Ricordate il film di Alberto Sordi “Finchè c’è guerra, c’è speranza” , un affresco agrodolce sul traffico d’armi e sull’italica ipocrisia. Buonisti a parole e speculatori nei fatti. Nulla è cambiato da allora. Anzi. Lo conferma l’ultima Relazione al Parlamento sulle operazioni autorizzate e svolte per il controllo dell’esportazione, importazione e transito dei materiali di armamento. Dati, numeri e nomi. In cima alla lista vi sono le “banche armate”, ovvero gli istituti di credito che si arricchiscono proprio con il business delle armi. Qualche cifra. Nel corso del 2016 il valore delle transazioni bancarie legate all’export di armamenti è cresciuto dell’80% passando da 4 miliardi a 7,2 miliardi di euro.

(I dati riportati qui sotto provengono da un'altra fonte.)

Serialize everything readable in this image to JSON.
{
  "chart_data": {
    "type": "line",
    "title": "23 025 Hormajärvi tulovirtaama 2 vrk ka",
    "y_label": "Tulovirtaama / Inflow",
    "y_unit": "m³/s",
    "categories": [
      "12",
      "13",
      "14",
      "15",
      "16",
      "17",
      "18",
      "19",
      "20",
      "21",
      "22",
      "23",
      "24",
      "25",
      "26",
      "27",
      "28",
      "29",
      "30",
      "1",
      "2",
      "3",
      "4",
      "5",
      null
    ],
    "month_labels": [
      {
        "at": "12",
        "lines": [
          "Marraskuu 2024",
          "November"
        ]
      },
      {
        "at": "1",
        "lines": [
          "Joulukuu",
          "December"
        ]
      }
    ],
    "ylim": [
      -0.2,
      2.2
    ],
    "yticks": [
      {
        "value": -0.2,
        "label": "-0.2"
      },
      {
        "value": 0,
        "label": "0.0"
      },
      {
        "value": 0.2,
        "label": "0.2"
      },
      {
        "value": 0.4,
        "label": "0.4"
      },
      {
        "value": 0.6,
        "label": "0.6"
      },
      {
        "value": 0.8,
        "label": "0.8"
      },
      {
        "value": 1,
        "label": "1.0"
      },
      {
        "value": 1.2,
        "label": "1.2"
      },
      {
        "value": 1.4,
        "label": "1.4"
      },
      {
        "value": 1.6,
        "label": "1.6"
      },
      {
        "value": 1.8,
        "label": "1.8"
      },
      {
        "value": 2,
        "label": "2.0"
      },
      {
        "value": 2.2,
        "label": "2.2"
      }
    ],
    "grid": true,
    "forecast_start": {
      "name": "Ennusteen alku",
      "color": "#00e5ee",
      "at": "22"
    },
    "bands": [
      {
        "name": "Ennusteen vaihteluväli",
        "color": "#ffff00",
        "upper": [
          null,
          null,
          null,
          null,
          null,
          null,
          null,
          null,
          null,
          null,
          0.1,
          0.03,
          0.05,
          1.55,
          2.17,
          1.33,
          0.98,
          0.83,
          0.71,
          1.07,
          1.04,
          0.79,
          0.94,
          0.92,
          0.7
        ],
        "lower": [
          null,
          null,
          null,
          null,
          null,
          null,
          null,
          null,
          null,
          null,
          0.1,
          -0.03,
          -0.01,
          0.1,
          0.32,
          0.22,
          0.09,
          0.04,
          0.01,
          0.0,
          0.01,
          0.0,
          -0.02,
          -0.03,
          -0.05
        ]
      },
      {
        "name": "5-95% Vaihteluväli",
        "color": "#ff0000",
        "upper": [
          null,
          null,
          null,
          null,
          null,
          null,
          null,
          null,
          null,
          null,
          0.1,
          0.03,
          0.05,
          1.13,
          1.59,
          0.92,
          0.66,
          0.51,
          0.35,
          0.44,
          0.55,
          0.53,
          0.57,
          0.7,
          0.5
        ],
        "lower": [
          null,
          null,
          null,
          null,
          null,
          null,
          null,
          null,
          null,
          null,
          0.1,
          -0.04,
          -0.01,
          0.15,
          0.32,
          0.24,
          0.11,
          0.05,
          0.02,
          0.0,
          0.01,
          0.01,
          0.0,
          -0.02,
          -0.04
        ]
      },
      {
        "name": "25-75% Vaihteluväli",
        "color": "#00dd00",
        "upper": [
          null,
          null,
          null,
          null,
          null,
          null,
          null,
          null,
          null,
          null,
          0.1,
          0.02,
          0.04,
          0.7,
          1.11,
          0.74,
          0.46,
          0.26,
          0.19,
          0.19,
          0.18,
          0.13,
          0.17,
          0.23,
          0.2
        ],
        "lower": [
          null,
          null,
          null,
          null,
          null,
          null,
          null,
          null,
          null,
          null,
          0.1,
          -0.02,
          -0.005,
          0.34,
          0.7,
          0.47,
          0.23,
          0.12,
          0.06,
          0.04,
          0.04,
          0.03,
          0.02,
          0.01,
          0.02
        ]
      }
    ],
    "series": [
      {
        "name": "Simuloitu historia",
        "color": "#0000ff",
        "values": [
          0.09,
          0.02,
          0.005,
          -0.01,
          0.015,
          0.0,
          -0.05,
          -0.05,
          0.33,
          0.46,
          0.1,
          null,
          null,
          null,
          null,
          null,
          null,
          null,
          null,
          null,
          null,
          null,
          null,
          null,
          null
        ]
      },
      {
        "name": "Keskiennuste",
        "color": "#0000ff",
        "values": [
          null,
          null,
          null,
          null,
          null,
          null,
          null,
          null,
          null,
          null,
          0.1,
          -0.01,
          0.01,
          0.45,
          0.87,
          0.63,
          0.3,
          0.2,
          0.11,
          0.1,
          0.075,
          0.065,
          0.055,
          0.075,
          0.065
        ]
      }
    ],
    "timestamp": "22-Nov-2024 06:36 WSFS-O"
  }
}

Ma chi sono le “banche armate”? Accanto alle straniere Deutsche Bank e Credit Agricole, troviamo Unicredit: nel 2016 l’industria bellica ha fatto registrare un incremento nei suoi conti correnti del 356% rispetto al 2015. Seguono la misconosciuta Banca Valsabbina, piccola banca cooperativa del bresciano (le sue transazioni armate sono cresciute dal 2015 al 2016 addirittura del 763,8%) poi Intesa Sanpaolo, Ubi Banca, Banca Popolare di Sondrio, Banca Popolare dell’Emilia Romagna, Banca Carige, alcune altre popolari minori e nella classifica dei “conti armati” troviamo perfino Poste Italiane.
Ma le sorprese non sono finite. Continuando a spulciare il fatidico elenco troviamo anche una new entry : la Sace Fct , terminale di factoring di Sace, la società per azioni del gruppo italiano Cassa depositi e prestiti (Cdp), ovvero lo Stato. Ricordiamo che la Cassa è controllata all’80% dal Ministero dell’Economia e delle Finanze, ovvero dal governo Gentiloni. Buona guerra a tutti e tanti saluti ai pacifisti!